MIDDLE ASSYRIAN LAWS (MAL)
Abstract
The Middle Assyrian Laws (MAL) represent a collection of laws composed using the cuneiform writing system of ancient Mesopotamia. The documents are written in the Akkadian language, in the Middle Assyrian dialect. The Middle Assyrian Laws date from 1450 to 1250 BCE. They closely resemble Sumerian and Babylonian law, although the punishments for crimes were more severe in this case.
The Middle Assyrian Laws have survived in the form of several clay tablets. The tablets that have reached us are not original documents but rather copies dating back to the 11th century BCE. The existing copies appear to have been edited during the reign of the Assyrian King Tiglath-Pileser I (circa 1114–1076 BCE). The Middle Assyrian Laws may have been collected either for his royal library or for the libraries of individual scribes. Texts were discovered by the German Oriental Society during excavations in northern Iraq between 1903 and 1914.
Each tablet of the Middle Assyrian Laws is represented by only one source and is denoted by Latin letters A through O. We have a series of tablets containing legal provisions and not a unified, systematic, reconstructed composition. Some tablets appear to describe laws relating to one or several related issues, with MAL A being the best preserved. Its forty-nine provisions detail specific situations covering the entire spectrum of legal areas: theft, blasphemy, bodily injury and assault, sexual violence and sexual offenses, abortion, murder, false accusations, inheritance, marriage and spousal property, the wearing of veils, witchcraft, pledges, and debts.
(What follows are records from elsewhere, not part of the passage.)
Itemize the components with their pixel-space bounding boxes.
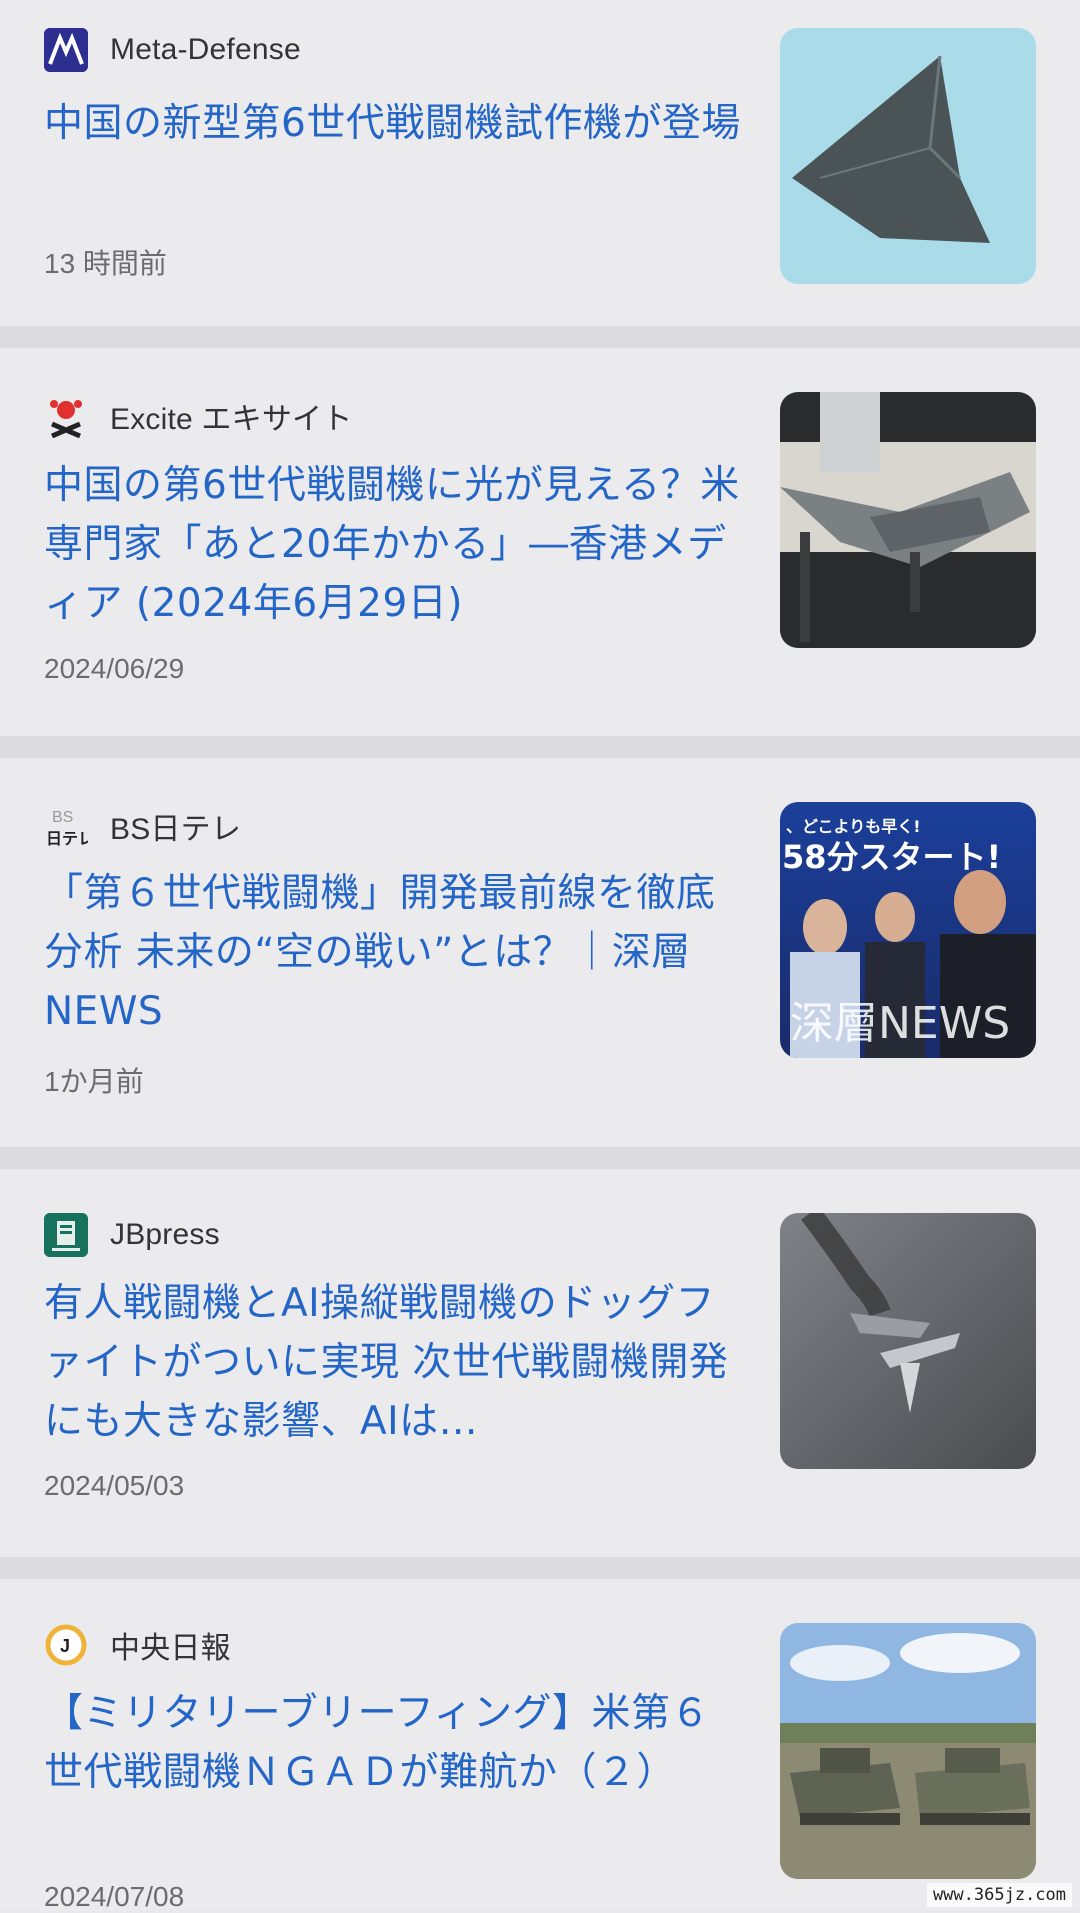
stealth-jet-thumbnail[interactable] (780, 28, 1036, 284)
article-source-4: JBpress (44, 1213, 220, 1257)
article-headline[interactable]: 中国の第6世代戦闘機に光が見える？米専門家「あと20年かかる」―香港メディア (… (44, 456, 744, 633)
thumb-text-bottom: 深層NEWS (790, 998, 1010, 1049)
excite-logo-icon (44, 394, 88, 438)
divider (0, 326, 1080, 348)
article-source-1: Meta-Defense (44, 28, 301, 72)
article-source-3: BS 日テレ BS日テレ (44, 804, 241, 848)
article-headline[interactable]: 中国の新型第6世代戦闘機試作機が登場 (44, 94, 744, 153)
joongang-logo-icon: J (44, 1623, 88, 1667)
article-time: 13 時間前 (44, 248, 167, 279)
article-time: 2024/07/08 (44, 1881, 185, 1912)
fighter-model-thumbnail[interactable] (780, 392, 1036, 648)
divider (0, 736, 1080, 758)
svg-text:日テレ: 日テレ (46, 830, 88, 848)
source-name: BS日テレ (110, 813, 242, 846)
article-card-1[interactable]: Meta-Defense 中国の新型第6世代戦闘機試作機が登場 13 時間前 (0, 0, 1080, 326)
source-name: Excite エキサイト (110, 403, 353, 436)
divider (0, 1557, 1080, 1579)
news-anchors-thumbnail[interactable]: 、どこよりも早く! 58分スタート! 深層NEWS (780, 802, 1036, 1058)
watermark-text: www.365jz.com (926, 1883, 1072, 1907)
svg-text:BS: BS (52, 809, 73, 826)
svg-text:J: J (60, 1636, 70, 1656)
source-name: JBpress (110, 1218, 220, 1251)
article-headline[interactable]: 【ミリタリーブリーフィング】米第６世代戦闘機ＮＧＡＤが難航か（２） (44, 1684, 744, 1802)
article-source-2: Excite エキサイト (44, 394, 352, 438)
dogfight-jets-thumbnail[interactable] (780, 1213, 1036, 1469)
article-card-4[interactable]: JBpress 有人戦闘機とAI操縦戦闘機のドッグファイトがついに実現 次世代戦… (0, 1169, 1080, 1557)
tanks-field-thumbnail[interactable] (780, 1623, 1036, 1879)
thumb-text-top: 、どこよりも早く! (786, 817, 921, 836)
article-card-5[interactable]: J 中央日報 【ミリタリーブリーフィング】米第６世代戦闘機ＮＧＡＤが難航か（２）… (0, 1579, 1080, 1912)
article-time: 2024/06/29 (44, 653, 185, 684)
divider (0, 1147, 1080, 1169)
bs-nittele-logo-icon: BS 日テレ (44, 804, 88, 848)
article-time: 1か月前 (44, 1066, 144, 1097)
meta-defense-logo-icon (44, 28, 88, 72)
jbpress-logo-icon (44, 1213, 88, 1257)
article-card-3[interactable]: BS 日テレ BS日テレ 「第６世代戦闘機」開発最前線を徹底分析 未来の“空の戦… (0, 758, 1080, 1147)
source-name: 中央日報 (110, 1632, 231, 1665)
thumb-text-mid: 58分スタート! (782, 838, 1001, 876)
article-headline[interactable]: 「第６世代戦闘機」開発最前線を徹底分析 未来の“空の戦い”とは？｜深層NEWS (44, 864, 744, 1041)
article-headline[interactable]: 有人戦闘機とAI操縦戦闘機のドッグファイトがついに実現 次世代戦闘機開発にも大き… (44, 1274, 744, 1451)
article-source-5: J 中央日報 (44, 1623, 231, 1667)
article-time: 2024/05/03 (44, 1470, 185, 1501)
source-name: Meta-Defense (110, 33, 301, 66)
article-card-2[interactable]: Excite エキサイト 中国の第6世代戦闘機に光が見える？米専門家「あと20年… (0, 348, 1080, 736)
More specifically, we can divide it like this:
- Women's Property Rights and Inheritance:
- Widow's Property Rights: 25, 26, 28, 46;
- Dowry and Post-Nuptial Property: 27, 29;
- Marriage Gifts: 30, 31, 42, 43;
- Spousal Property: 35;
- Women's Status in Marriage and Divorce:
- Women's Responsibility: 32;
- Determination of Widow's Status: 33, 34;
- Wife Abandoned by Husband: 36;
- Divorce: 37, 38;
III. Crimes Committed by Women and Their Punishments:
- Theft: 1, 3, 5;
- Blasphemy: 2;
- Aggression and Violence: 7, 8;
- Adultery: 13;
- Abortion: 53;
- Crimes Committed Against Women and Their Punishments:
- Aggression and Violence Against Women: 9;
- Rape: 12, 55, 56;
- Harm to Pregnant Women: 21, 50, 51, 52;
- Other Issues Concerning Women:
- Status of Non-Free Women: 4, 39, 48;
- Women's Conduct in Public Space: 40;
- Status of a Concubine: 41;
- Interference of Third Parties in Family Relations: 6, 10, 14, 15, 16, 17, 18, 19, 20, 22, 23, 24;
- Family Obligations: 28, 44, 45, 47;
- Other Fragmentary Records: 49, 57, 58, 59.
MAL B's twenty provisions cover situations relating to inheritance and agriculture and irrigation. MAL C+G has eleven provisions that mainly concern pledges and deposits. The remaining tablets, which are smaller and less well-preserved, concern: theft, the responsibilities of shepherds, rules of maritime traffic, blasphemy, false accusations, inheritance, irrigation.
Keywords: Assyriology; Mesopotamia; Assyria; Laws; Middle Assyrian Laws (MAL); Tiglath-Pileser I.